If a Markov chain is $\phi$-irreducible and has stationary distribution $\pi$, then $\phi\ll \pi$,
Proof:
We use the irreducibility of the chain to write the state space
$E = \bigcup_{n,m \in \mathbb{N}} \left\lbrace x \in E: K^n(x,A) \geq \frac{1}{m} \right\rbrace$
where $K$ is the Kernel and $A$ is a set in the corresponding Borel set $\mathcal{E}$. That is all clear.
But now here's the thing :
By countable additivity we can find $n,m \in \mathbb{N}$ and a subset $B \in \mathcal{E}$ with $\pi(B) > 0$, s.t. $K^n (x,A) \geq 1/m$ for all $x \in B$. Then it is also straightfoward. but I don't get the argument with the countable addivity, because where is here the measure, I only see a set.

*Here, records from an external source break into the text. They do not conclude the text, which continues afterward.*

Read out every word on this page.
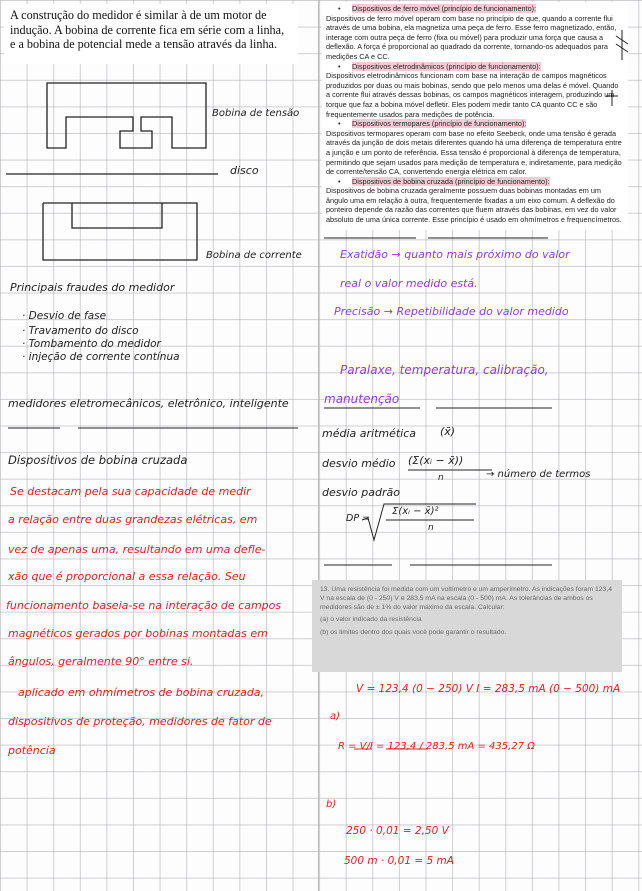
A construção do medidor é similar à de um motor de indução. A bobina de corrente fica em série com a linha, e a bobina de potencial mede a tensão através da linha.
• Dispositivos de ferro móvel (princípio de funcionamento):

Dispositivos de ferro móvel operam com base no princípio de que, quando a corrente flui através de uma bobina, ela magnetiza uma peça de ferro. Esse ferro magnetizado, então, interage com outra peça de ferro (fixa ou móvel) para produzir uma força que causa a deflexão. A força é proporcional ao quadrado da corrente, tornando-os adequados para medições CA e CC.

• Dispositivos eletrodinâmicos (princípio de funcionamento):

Dispositivos eletrodinâmicos funcionam com base na interação de campos magnéticos produzidos por duas ou mais bobinas, sendo que pelo menos uma delas é móvel. Quando a corrente flui através dessas bobinas, os campos magnéticos interagem, produzindo um torque que faz a bobina móvel defletir. Eles podem medir tanto CA quanto CC e são frequentemente usados para medições de potência.

• Dispositivos termopares (princípio de funcionamento):

Dispositivos termopares operam com base no efeito Seebeck, onde uma tensão é gerada através da junção de dois metais diferentes quando há uma diferença de temperatura entre a junção e um ponto de referência. Essa tensão é proporcional à diferença de temperatura, permitindo que sejam usados para medição de temperatura e, indiretamente, para medição de corrente/tensão CA, convertendo energia elétrica em calor.

• Dispositivos de bobina cruzada (princípio de funcionamento):

Dispositivos de bobina cruzada geralmente possuem duas bobinas montadas em um ângulo uma em relação à outra, frequentemente fixadas a um eixo comum. A deflexão do ponteiro depende da razão das correntes que fluem através das bobinas, em vez do valor absoluto de uma única corrente. Esse princípio é usado em ohmímetros e frequencímetros.

Bobina de tensão
disco
Bobina de corrente
Principais fraudes do medidor
· Desvio de fase
· Travamento do disco
· Tombamento do medidor
· injeção de corrente contínua
medidores eletromecânicos, eletrônico, inteligente
Dispositivos de bobina cruzada
Se destacam pela sua capacidade de medir
a relação entre duas grandezas elétricas, em
vez de apenas uma, resultando em uma defle-
xão que é proporcional a essa relação. Seu
funcionamento baseia-se na interação de campos
magnéticos gerados por bobinas montadas em
ângulos, geralmente 90° entre si.
aplicado em ohmímetros de bobina cruzada,
dispositivos de proteção, medidores de fator de
potência
Exatidão → quanto mais próximo do valor
real o valor medido está.
Precisão → Repetibilidade do valor medido
Paralaxe, temperatura, calibração,
manutenção
média aritmética (x̄)
desvio médio (Σ(xᵢ − x̄))
n	→ número de termos
desvio padrão
DP =
Σ(xᵢ − x̄)²
n

13. Uma resistência foi medida com um voltímetro e um amperímetro. As indicações foram 123,4 V na escala de (0 - 250) V e 283,5 mA na escala (0 - 500) mA. As tolerâncias de ambos os medidores são de ± 1% do valor máximo da escala. Calcular:

(a) o valor indicado da resistência

(b) os limites dentro dos quais você pode garantir o resultado.

V = 123,4 (0 − 250) V I = 283,5 mA (0 − 500) mA
a)
R = V/I = 123,4 / 283,5 mA = 435,27 Ω
b)
250 · 0,01 = 2,50 V
500 m · 0,01 = 5 mA
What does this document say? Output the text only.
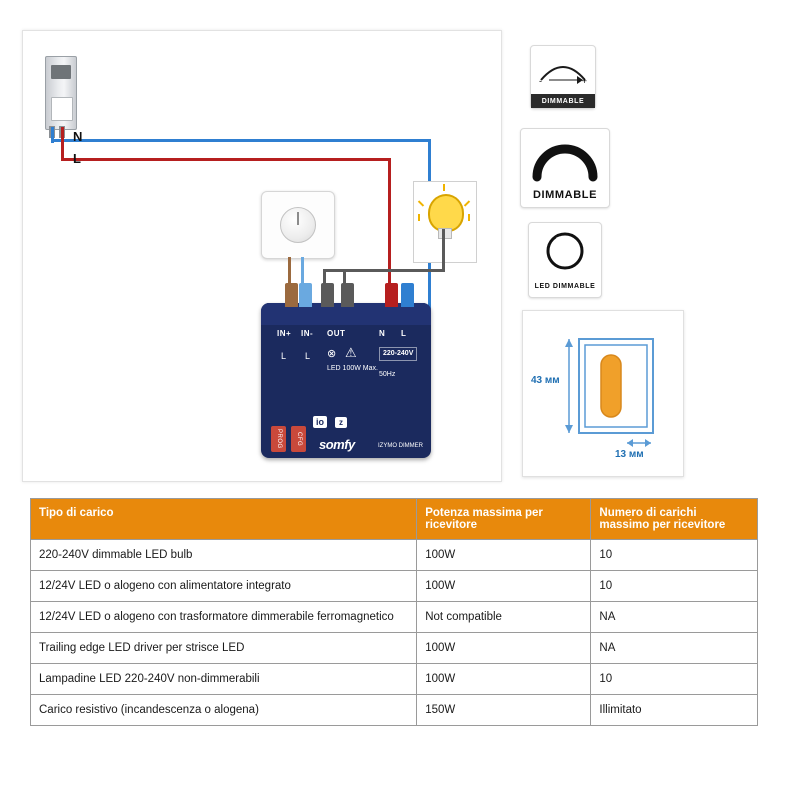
N
L
IN+ IN- OUT	N L
L L ⊗ ⚠
LED 100W Max.
220-240V
50Hz
io	z
PROG	CFG	somfy	IZYMO DIMMER
-	+
DIMMABLE
DIMMABLE
LED DIMMABLE
43 мм
13 мм
Tipo di carico	Potenza massima per ricevitore	Numero di carichi massimo per ricevitore
220-240V dimmable LED bulb	100W	10
12/24V LED o alogeno con alimentatore integrato	100W	10
12/24V LED o alogeno con trasformatore dimmerabile ferromagnetico	Not compatible	NA
Trailing edge LED driver per strisce LED	100W	NA
Lampadine LED 220-240V non-dimmerabili	100W	10
Carico resistivo (incandescenza o alogena)	150W	Illimitato
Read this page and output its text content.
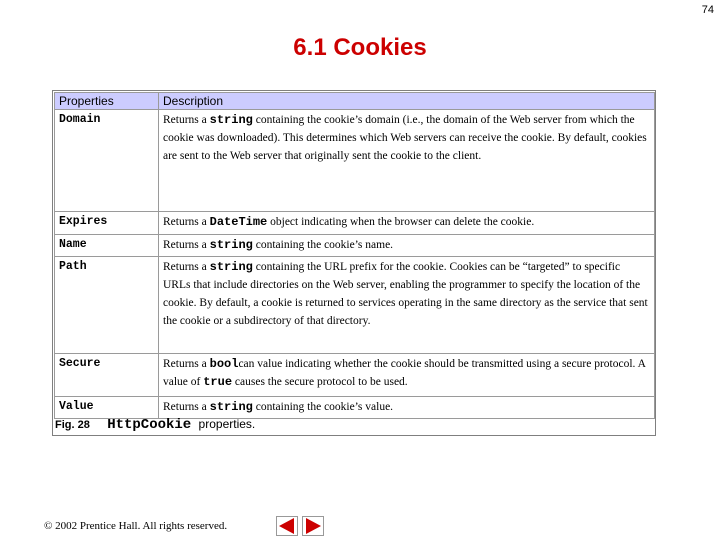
74
6.1 Cookies
Properties	Description
Domain	Returns a string containing the cookie’s domain (i.e., the domain of the Web server from which the cookie was downloaded). This determines which Web servers can receive the cookie. By default, cookies are sent to the Web server that originally sent the cookie to the client.
Expires	Returns a DateTime object indicating when the browser can delete the cookie.
Name	Returns a string containing the cookie’s name.
Path	Returns a string containing the URL prefix for the cookie. Cookies can be “targeted” to specific URLs that include directories on the Web server, enabling the programmer to specify the location of the cookie. By default, a cookie is returned to services operating in the same directory as the service that sent the cookie or a subdirectory of that directory.
Secure	Returns a boolcan value indicating whether the cookie should be transmitted using a secure protocol. A value of true causes the secure protocol to be used.
Value	Returns a string containing the cookie’s value.
Fig. 28 HttpCookie properties.
© 2002 Prentice Hall. All rights reserved.
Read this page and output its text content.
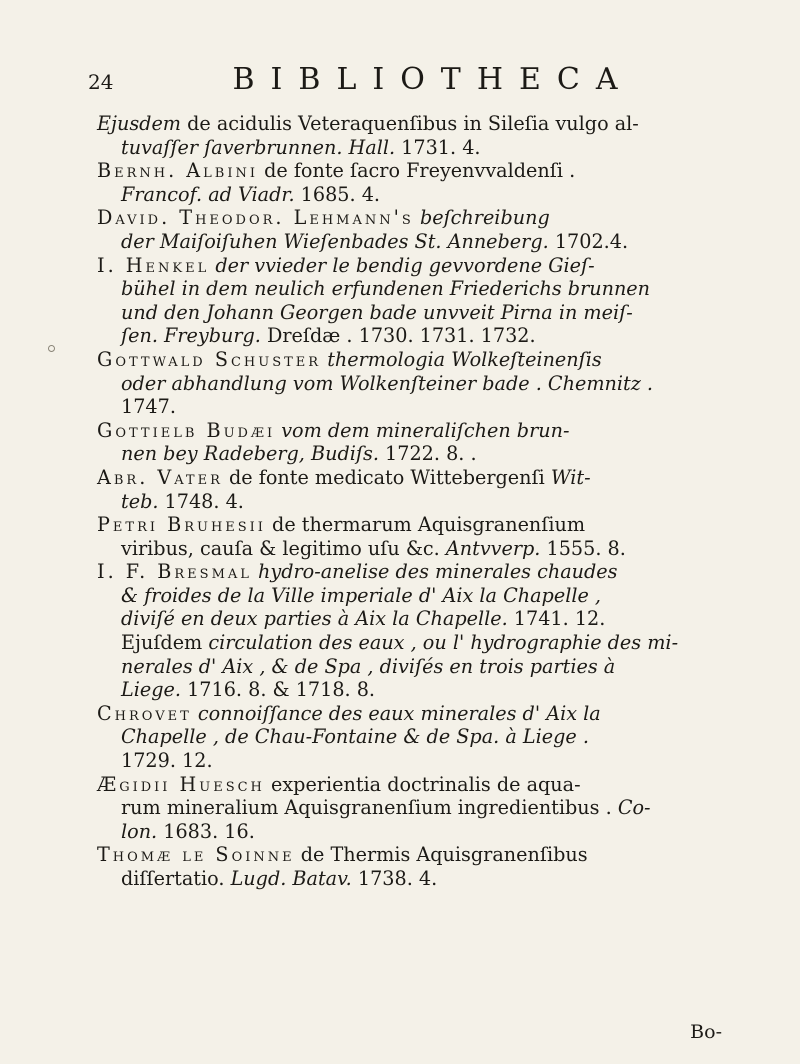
24	BIBLIOTHECA
Ejusdem de acidulis Veteraquenſibus in Sileſia vulgo al-
tuvaſſer ſaverbrunnen. Hall. 1731. 4.
Bernh. Albini de fonte ſacro Freyenvvaldenſi .
Francof. ad Viadr. 1685. 4.
David. Theodor. Lehmann's beſchreibung
der Maiſoiſuhen Wieſenbades St. Anneberg. 1702.4.
I. Henkel der vvieder le bendig gevvordene Gieſ-
bühel in dem neulich erfundenen Friederichs brunnen
und den Johann Georgen bade unvveit Pirna in meiſ-
ſen. Freyburg. Dreſdæ . 1730. 1731. 1732.
Gottwald Schuster thermologia Wolkeſteinenſis
oder abhandlung vom Wolkenſteiner bade . Chemnitz .
1747.
Gottielb Budæi vom dem mineraliſchen brun-
nen bey Radeberg, Budiſs. 1722. 8. .
Abr. Vater de fonte medicato Wittebergenſi Wit-
teb. 1748. 4.
Petri Bruhesii de thermarum Aquisgranenſium
viribus, cauſa & legitimo uſu &c. Antvverp. 1555. 8.
I. F. Bresmal hydro-anelise des minerales chaudes
& froides de la Ville imperiale d' Aix la Chapelle ,
diviſé en deux parties à Aix la Chapelle. 1741. 12.
Ejuſdem circulation des eaux , ou l' hydrographie des mi-
nerales d' Aix , & de Spa , diviſés en trois parties à
Liege. 1716. 8. & 1718. 8.
Chrovet connoiſſance des eaux minerales d' Aix la
Chapelle , de Chau-Fontaine & de Spa. à Liege .
1729. 12.
Ægidii Huesch experientia doctrinalis de aqua-
rum mineralium Aquisgranenſium ingredientibus . Co-
lon. 1683. 16.
Thomæ le Soinne de Thermis Aquisgranenſibus
diſſertatio. Lugd. Batav. 1738. 4.
Bo-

You began with a set $A$ with $\phi(A)>0$, and deduced that $$K^n(x,A)\geq {1\over m} \, 1_B(x)\tag1$$ for some $m$, $n$, and $B$ with $\pi(B)>0$. Now integrate both sides of (1) with respect to $\pi$ to obtain $$\pi(A)=\pi K^n(A)\geq {1\over m} \, \pi(B)>0.$$
Since $\phi(A)>0$ implies $\pi(A)>0$, you've shown that $\phi\ll \pi$.